Calculating the true ROI of your inbound marketing efforts is difficult, but by keeping a few simple tips in mind, you can improve the accuracy of your measurements and better understand the true value that inbound marketing brings to your business.
In inbound marketing, calculating the true ROI of your full efforts is impossible. Even getting an accurate estimate is more difficult than you would think. Choosing the right attribution model directly affects internal perceptions of the usefulness of your inbound efforts. In fact, inbound marketing budgets are cut 12% more for companies that don’t calculate their ROI — so measuring as accurately as possible and tying your efforts to business results is critical.

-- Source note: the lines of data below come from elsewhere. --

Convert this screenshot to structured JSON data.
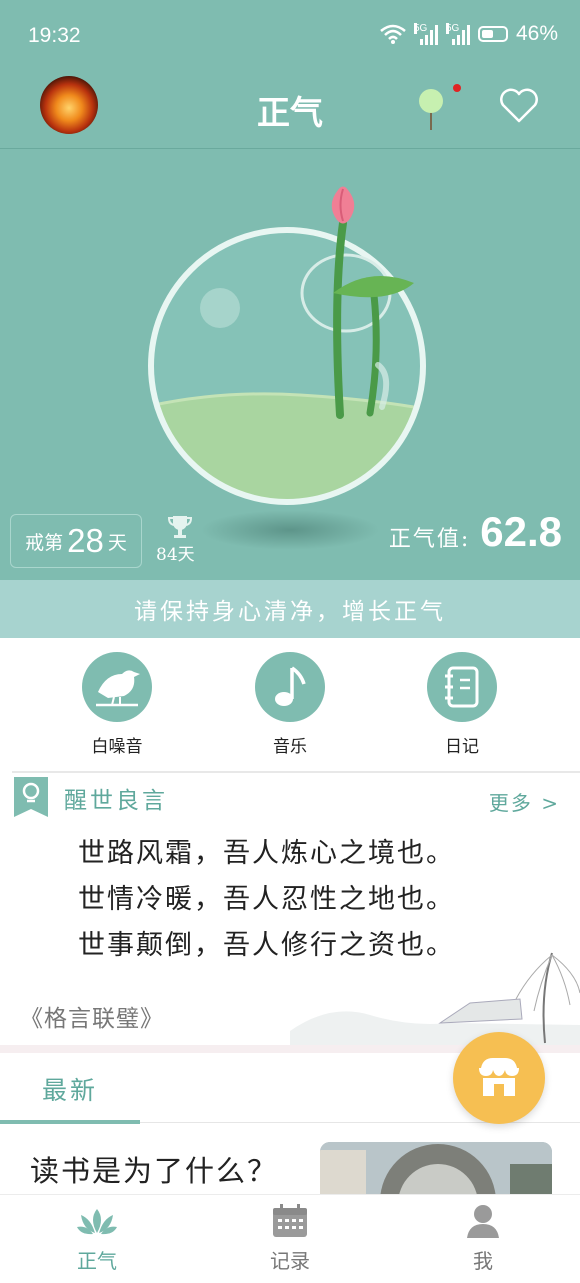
{
  "status": {
    "time": "19:32",
    "net1": "5G",
    "net2": "5G",
    "battery": "46%"
  },
  "header": {
    "title": "正气"
  },
  "stats": {
    "streak_prefix": "戒第",
    "streak_days": "28",
    "streak_suffix": "天",
    "best_record": "84天",
    "zhengqi_label": "正气值:",
    "zhengqi_value": "62.8"
  },
  "banner": "请保持身心清净，增长正气",
  "tools": [
    {
      "label": "白噪音",
      "icon": "bird-icon"
    },
    {
      "label": "音乐",
      "icon": "music-note-icon"
    },
    {
      "label": "日记",
      "icon": "notebook-icon"
    }
  ],
  "quote": {
    "section_title": "醒世良言",
    "more": "更多 >",
    "lines": [
      "世路风霜，吾人炼心之境也。",
      "世情冷暖，吾人忍性之地也。",
      "世事颠倒，吾人修行之资也。"
    ],
    "source": "《格言联璧》"
  },
  "feed": {
    "tab": "最新",
    "article_title": "读书是为了什么？"
  },
  "bottom_nav": [
    {
      "label": "正气",
      "icon": "lotus-icon",
      "active": true
    },
    {
      "label": "记录",
      "icon": "calendar-icon",
      "active": false
    },
    {
      "label": "我",
      "icon": "person-icon",
      "active": false
    }
  ],
  "colors": {
    "primary": "#7fbcb0",
    "accent_text": "#5fa89c",
    "fab": "#f6bf52",
    "notification": "#e02424"
  }
}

At the end of the day, the return on your investment justifies the effort that you put into the strategies that you employ.
1. Understand Your Attribution Model
If you are invested in inbound marketing, you should have a complete understanding of attribution and closed-loop analytics. It’s the only way that you accurately assess and measure the ROI of your inbound marketing efforts. More than 67% of shoppers use multiple channels to conduct research and make purchases, and you have to be able to account for that when assigning credit for sales.

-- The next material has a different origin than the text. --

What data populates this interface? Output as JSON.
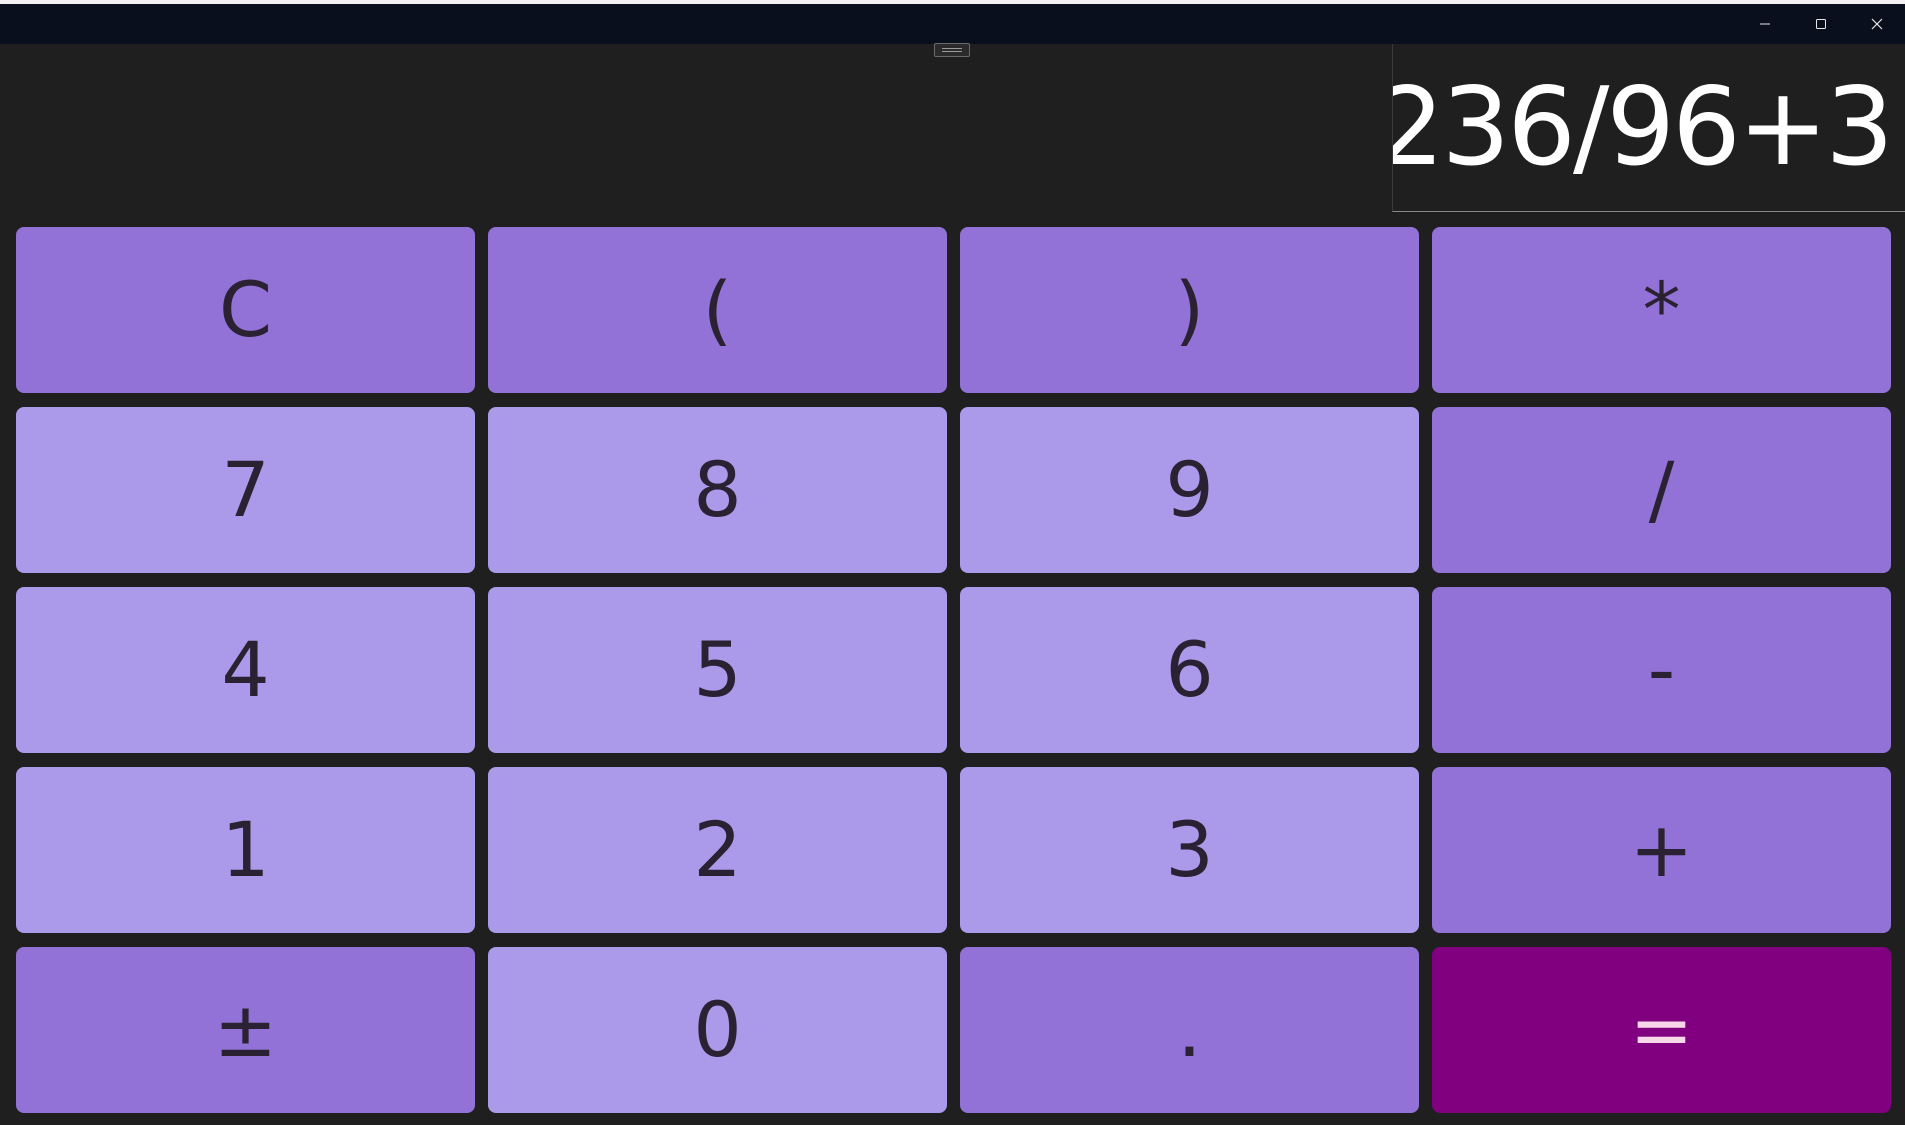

Most platforms offer a range of standard metrics and attribution models that companies can use to measure their inbound marketing return. Without a deeper understanding of how each model works, it’s tough to glean actionable insights. Know the different conversion attribution models and take the time to understand how your lead generation and sales efforts are credited to the different pieces of content that a customer interacts with throughout the customer journey.
2. Focus on a Limited Number of KPIs
The key performance indicators (KPIs) that you use to measure the effectiveness of your inbound marketing campaigns are an important choice. Sales revenue. Cost per lead (CPL). Customer lifetime value (CLV). Traffic-to-lead ratio. All of these are viable choices for your average inbound operation. But that doesn’t mean that you need to track all of them or even track everything that you could technically put in that executive dashboard. As the expert, it’s your job to narrow down the flood of data that could possibly be looked at to the few datapoints that actually matter. As Avinash Kaushik says: be an analytics Ninja, not a data squirrel!
Whittle down the number of metrics that you place your focus on to just those that make the most impact on your business. Focusing on too many can cause you to make decisions that ultimately have little impact on your business other than affecting outcomes for that particular metric. Worse: not only does it tempt you to take your eye off of the bigger picture, you also miss out on the opportunity to show your smarts and make strategically important recommendations that make you stand out with your executive team.
Base your decisions around two or three metrics that have the most impact on your business.
3. Consider Value Beyond Trackable Metrics
In inbound marketing, the value delivered to your business surpasses that which can be tracked and measured (in a way). Sure, you can track every action that a customer takes and attribute their ultimate conversion to every step they take throughout the process — but there are immeasurable factors that have a long-term effect on your revenue.
The slight uptick in brand awareness that you receive from starting conversations and engaging on social networks isn’t fully trackable. There’s no real way to know when someone starts to recognize and pay attention to your name as they scroll through their feed before they interact with your content. How many prospects are in that stage of awareness right now, just starting to care about what your brand has to say?
Understanding the less-intangible value that inbound marketing provides is important for measuring your ROI. The return that you are able to account for right now is not the true value of your efforts. Most of that revenue will be accounted for in time, but there will always be value beyond trackable metrics when it comes to inbound marketing.